Akupun berminat merantau. Tujuanku adalah Taiwan. Setelah 1 bulan lebih aku di penampungan, akhirnya akupun terbang ke Taiwan. Majikanku tinggal di komplek yang elit kawasan Neihu. Semua rumah rata-rata berlantai 5. Hampir disetiap rumah mempunyai pekerja asing alias wailau.
Tugasku menjaga kakek yang sudah lumpuh dan nenek yang masih sehat. Selain itu ada pula majikan pria, wanita serta anak-anaknya yang sangat cerewet. Hampir tiap hari aku dimarahi. Aku dibilang bodoh karena sudah beberapa bulan tetapi belum pandai berbahasa. Aku tidak boleh pegang HP, apalagi libur. Majikan wanita juga pelit soal makanan. Semua isi kulkas sudah diatur rapi dan berapapun jumlahnya ia pun tahu. Aku sendiri juga heran.
Aku yang terbiasa sarapan nasi dirumahku, disini cuma dikasih selembar roti tawar atau mantou, membuat perutku sering kerucuk-kerucuk, apalagi di musim dingin seperti sekarang ini. Beruntung diseberang rumah majikanku ada orang Indo yang biasa aku panggil Mbak Yeni. Aku bertemu Mbak Yeni pada saat membuang sampah di komplek perumahan kami.
Sejak bertemu Mbak Yeni, aku sering mengutarakan permasalahanku. Karena pertemuan kami sangat singkat, sering aku menulis unek-unekku di selembar kertas dan kami bertukar surat saat bertemu. Sejak itu Mbak Yeni sering memberi makanan padaku. Mbak Yeni lebih beruntung karena majikannya sangat murah hati. Mereka jarang makan di rumah dan Mbak Yeni bebas kalau pingin makan apapun.
Aksi kucing-kucingan kami berjalan mulus selama sebulan, hingga suatu malam saat aku berniat mengembalikan rantang ke seberang tiba-tiba tanpa sepengetahuanku majikanku mengawasiku dan langsung berteriak lantang “Ani ni tau ren cia te men khou kan semo?” (Ani, kamu ke rumah orang mau apa). Sejak saat itu setiap aku buang sampah, majikanku selalu menunggu di depan pintu hingga Mbak Yeni pun segan menemuiku lagi.
Tidak ada lagi tempatku berkeluh kesah, perutku kembali keroncongan. Nasib, kalau agen datang juga hanya memarahiku, jika mau kirim uang juga harus lewat agen. Katanya ongkos kirimnya 300NT, padahal kata Mbak Yeni jika di toko Indo paling mahal Cuma 200NT. Itupun bisa di jemput ke rumah.
Pernah suatu hari agen datang bersama 1 orang Filipin. Katanya dia yang akan mengajariku kerja selama sehari, tapi orang Filipin itu harus dibayar 2500NT dan aku harus menanggung separuhnya.
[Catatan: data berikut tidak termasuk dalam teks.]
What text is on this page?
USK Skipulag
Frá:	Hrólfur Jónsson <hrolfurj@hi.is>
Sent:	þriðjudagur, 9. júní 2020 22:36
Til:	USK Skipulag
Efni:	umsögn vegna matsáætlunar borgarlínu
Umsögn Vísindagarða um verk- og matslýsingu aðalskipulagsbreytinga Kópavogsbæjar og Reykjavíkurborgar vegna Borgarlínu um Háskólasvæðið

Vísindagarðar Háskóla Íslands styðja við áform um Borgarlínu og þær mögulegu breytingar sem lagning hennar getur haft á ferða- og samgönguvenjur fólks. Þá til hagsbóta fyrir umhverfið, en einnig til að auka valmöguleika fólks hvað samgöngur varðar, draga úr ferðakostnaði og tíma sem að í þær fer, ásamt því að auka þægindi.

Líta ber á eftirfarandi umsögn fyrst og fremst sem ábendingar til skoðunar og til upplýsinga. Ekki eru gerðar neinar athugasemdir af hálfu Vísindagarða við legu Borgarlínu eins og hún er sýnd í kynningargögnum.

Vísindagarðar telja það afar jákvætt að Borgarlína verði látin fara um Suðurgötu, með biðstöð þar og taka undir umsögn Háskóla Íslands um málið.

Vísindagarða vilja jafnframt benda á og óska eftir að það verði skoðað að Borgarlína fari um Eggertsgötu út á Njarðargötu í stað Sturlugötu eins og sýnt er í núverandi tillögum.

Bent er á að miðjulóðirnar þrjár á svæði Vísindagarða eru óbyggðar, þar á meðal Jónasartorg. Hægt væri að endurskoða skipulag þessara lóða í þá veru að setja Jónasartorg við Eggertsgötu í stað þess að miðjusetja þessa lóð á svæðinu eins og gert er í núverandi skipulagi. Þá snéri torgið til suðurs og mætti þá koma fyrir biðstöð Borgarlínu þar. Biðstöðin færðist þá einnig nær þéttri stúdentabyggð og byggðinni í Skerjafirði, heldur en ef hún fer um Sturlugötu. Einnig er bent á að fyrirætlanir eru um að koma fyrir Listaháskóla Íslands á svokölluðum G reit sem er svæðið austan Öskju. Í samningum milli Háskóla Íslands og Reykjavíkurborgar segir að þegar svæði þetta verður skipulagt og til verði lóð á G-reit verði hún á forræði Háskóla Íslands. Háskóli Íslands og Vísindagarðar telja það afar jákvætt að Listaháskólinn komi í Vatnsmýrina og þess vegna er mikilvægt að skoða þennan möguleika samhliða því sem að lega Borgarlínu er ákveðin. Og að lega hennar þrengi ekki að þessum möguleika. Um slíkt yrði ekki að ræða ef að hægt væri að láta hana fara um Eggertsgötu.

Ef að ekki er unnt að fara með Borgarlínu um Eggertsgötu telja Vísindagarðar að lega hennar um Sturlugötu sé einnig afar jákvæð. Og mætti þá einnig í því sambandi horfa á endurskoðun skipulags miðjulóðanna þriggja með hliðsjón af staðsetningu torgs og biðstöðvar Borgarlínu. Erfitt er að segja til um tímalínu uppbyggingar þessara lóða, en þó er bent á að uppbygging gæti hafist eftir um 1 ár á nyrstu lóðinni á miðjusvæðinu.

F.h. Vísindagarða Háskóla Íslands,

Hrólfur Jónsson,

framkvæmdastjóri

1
Padahal menurutku hasil kerja dia tidak jauh berbeda denganku, selain itu cuma lebih gesit dan bahasa yang mahir.
Suatu hari setelah kakek buang air besar, aku langsung gendong ia ke kamar dan langsung menyelimuti kakek dengan selimut karena takut ia kedinginan. Setelah itu akupun keluar untuk mengerjakan pekerjaan lain. Tetapi tiba-tiba nenek teriak memanggilku. Ternyata kakek sudah buang air besar di celana.
Plak! Tiba-tiba nenek memukul kepalaku dari belakang disaat aku sedang membersihkan kotoran kakek. Keras sekali. Belum hilang rasa kagetku ditambah 1 kali lagi pukulan .
“Ya Allah, hamba mohon ampun atas segala dosa”
Ternyata kepahitan hidup belum mau beranjak dari diriku. Aku hanya bisa pasrah dan berdoa.
Kemudian agen malah menakut-nakuti aku, katanya kalau majikanku tidak mau aku lagi, maka aku langsung akan dipulangkan ke Indo. Aku tidak mau gagal. Aku harus tetap bertahan demi ibuku yang kucintai. Aku ingin membahagiakan ibuku di hari tuanya. Aku tahu ibuku selalu mendoakanku di setiap sholatnya. Mudah-mudahan Allah mengabulkan doa-doaku juga doa ibuku. Hingga aku berhasil menyelesaian kontrakku dan pulang kembali ke pangkuan ibuku dengan selamat. Amin.